Este exemplo mostra claramente que o imperativo categórico serve para testar máximas.
Uma máxima como “Faz promessas com a intenção de não cumprir” não passa no teste, pois não podemos querer que ela se torne lei universal. E, pensa Kant, sendo assim devemos manter sempre as promessas que fazemos.

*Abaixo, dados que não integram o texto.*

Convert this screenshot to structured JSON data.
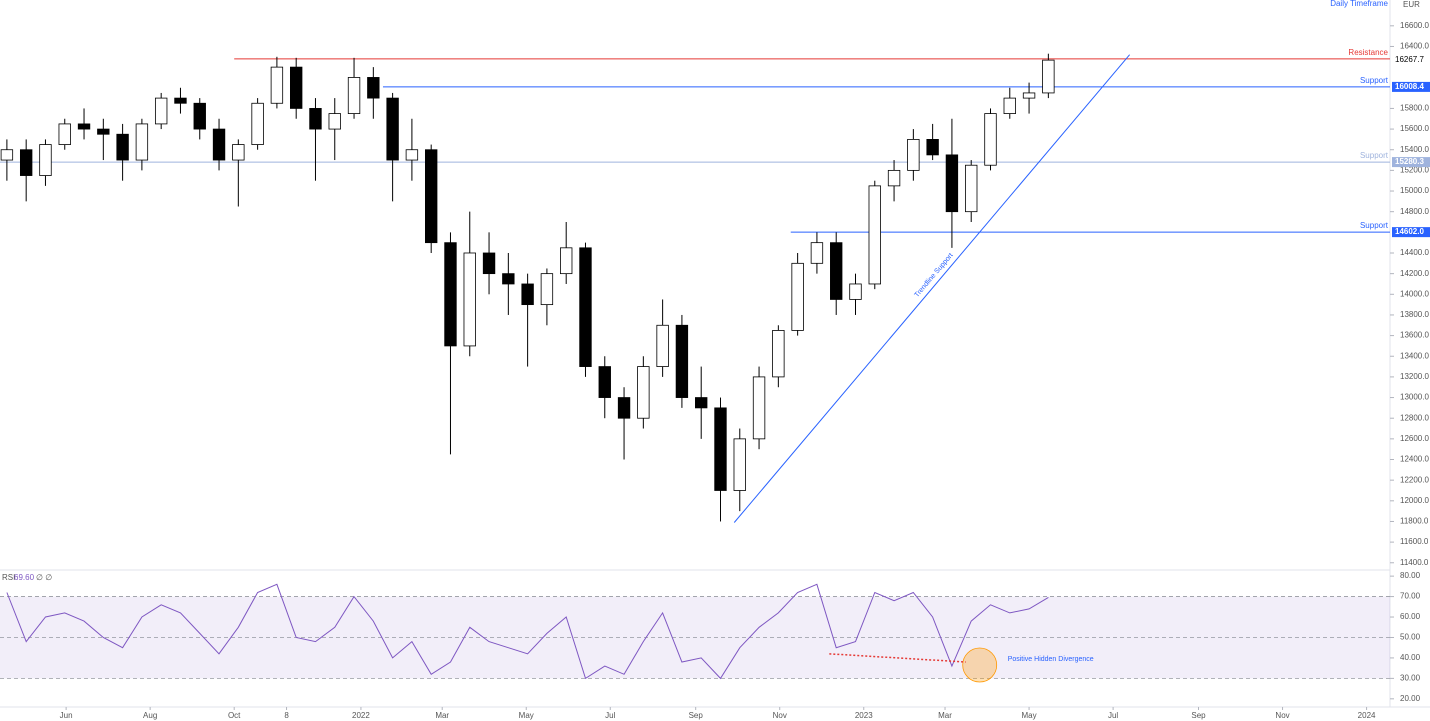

Imaginemos agora uma pessoa rica que, embora possa fazer muito pelos outros sem se sacrificar consideravelmente, só se preocupa com o seu próprio bem-estar. Em toda a sua vida segue a máxima “Se recuse sempre a ajudar os outros”. Será esta máxima universalizável? Aqui a situação é um pouco diferente da anterior, pois Kant admite que seria possível todos agirem segundo essa máxima. Ainda assim, a verdade é que todos nós, ao longo de vida, precisamos que os outros nos ajudem, nem que seja ocasionalmente. Por isso, não queremos viver num mundo em que ninguém nos ajude quando precisamos. Logo, não podemos querer que todos se recusem sempre a ajudar os outros. A máxima “Se recuse sempre a ajudar os outros” não é universalizável, o que significa que é errado viver sem nos preocuparmos minimamente com o bem-estar dos outros – temos o dever de ajudar.
A fórmula do fim em si do imperativo categórico
Outra das fórmulas do imperativo categórico, conhecida por fórmula do fim em si, é a seguinte:
- Age de tal maneira que uses a tua humanidade, tanto na tua pessoa como na pessoa de qualquer outro, sempre e simultaneamente como fim e nunca simplesmente como meio.
Kant afirma que é sempre errado instrumentalizar as pessoas, ou seja, usá-las como simples meios para atingir os nossos fins. As pessoas são agentes racionais, são seres dotados de autonomia, capazes de escolher livremente os seus objetivos. Para respeitar as pessoas, devemos tratá-las sempre como seres autônomos (como fins em si), e não como meros instrumentos que estejam ao serviço dos nossos planos.
Por exemplo, apontar uma pistola a uma pessoa para a roubar é tratá-la como um mero meio para obter dinheiro: é violar a sua autonomia, obrigá-la a fazer o que ela não quer. Em contraste, pedir ajuda a uma pessoa e respeitar a sua recusa de nos ajudar não viola a sua autonomia: neste caso, tratamo-la como um meio de nos ajudar, mas simultaneamente como um fim porque respeitamos a sua vontade.
Note-se que, segundo a fórmula do fim em si, não é errado tratar as pessoas como meios – é errado tratá-las como simples meios. Por exemplo, quando vamos um restaurante estamos tratando o cozinheiro como um meio para obter uma refeição, mas isso nada tem de errado. Desde que ele esteja trabalhando porque é essa sua vontade, o cozinheiro consentirá razoavelmente ser tratado dessa forma. Se beneficiar do seu trabalho não desrespeita a sua autonomia. Reduzir uma pessoa à condição de escravo, pelo contrário, é tratá-la como um simples meio, e isso é o que a fórmula do fim em si nos proíbe de fazer.
Referências
Sally Sedgwick. Fundamentação da metafísica dos costumes: Uma chave de leitura. Petrópolis: Vozes, 2017.
James Rachels. Os Elementos da filosofia Moral. São Paulo: AMGH, 2013.